On 2 July 2020, the CSSF published a regulation listing the first third countries with equivalent supervision regimes as well as a circular amending an existing circular on the regime applicable to third-country firms wishing to provide investment services to clients in Luxembourg in accordance with Article 32-1 of the amended Law of 5 April 1993 on the financial sector ("1993 Law"), which transposed the third-country regime of MiFID II1 and MiFIR2.

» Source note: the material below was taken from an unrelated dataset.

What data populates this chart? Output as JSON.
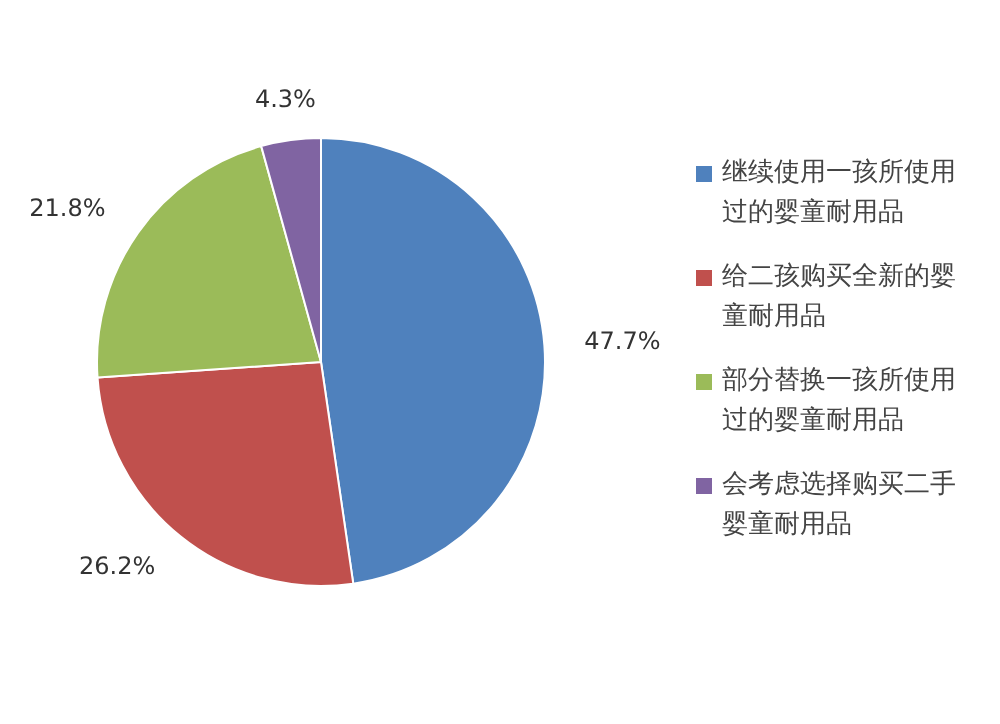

The third-country regime of Article 32-1 of the 1993 Law is indeed clarified by the CSSF in Circular 19/716, discussed in our previous publication available here. Circular 19/716, in particular, lays out the conditions for the provision of investment services by third-country firms to per se professional clients or eligible counterparties in Luxembourg on a cross-border basis in accordance with Article 32-1(1), second paragraph of the 1993 Law ("national regime"), which applies to the extent that there is no EEA-wide equivalence regime by the European Commission in accordance with MiFIR. The national regime requires a prior authorisation from the CSSF, including a decision on the equivalence of the third-country supervisory regime, which is the purpose of the new regulation.

The Regulation

CSSF Regulation N° 20-02 on equivalence of certain third countries establishes a list of countries outside the EU/EEA for which the CSSF considers that the supervision and authorisation rules for investments firms are equivalent to those of the 1993 Law. With this decision, the regulator is opening the way for investment firms from these countries to benefit from the national regime, pending the adoption of any Commission equivalence decisions. At this stage, the regimes of Canada, Switzerland, the United States of America, Japan, Hong Kong and Singapore are deemed equivalent for purposes of the national regime. It is expected that the United Kingdom will similarly benefit from such a decision and be added to the list upon the end of the (Brexit) transition period.

The Circular

Circular 20/743 ("Circular") amends Circular 19/716 and clarifies, in particular, when an investment service provided by a third-country firm is deemed provided in Luxembourg, i.e. on Luxembourg territory. The CSSF considers this is deemed to be the case if one of the following conditions is met: the third-country firm has a branch in Luxembourg, the investment service is provided to a retail client established or situated in Luxembourg, or the place of the "characteristic performance" of the service, i.e. the essential service for which payment is due, is deemed to be in Luxembourg.

It is the third-country firm's responsibility to analyse whether the investment service is provided in Luxembourg or not. In the latter case, the investment service is out of scope and no branch requirement or authorisation under the national regime applies to its cross-border provision to per se professional clients or eligible counterparties. As the Circular recalls, that is similarly the case when the investment service is provided on the basis of reverse solicitation.

Footnotes

1 Directive 2014/65/EU of 15 May 2014 on markets in financial instruments.

2 Regulation (EU) 600/2014 of 15 May 2014 on markets in financial instruments.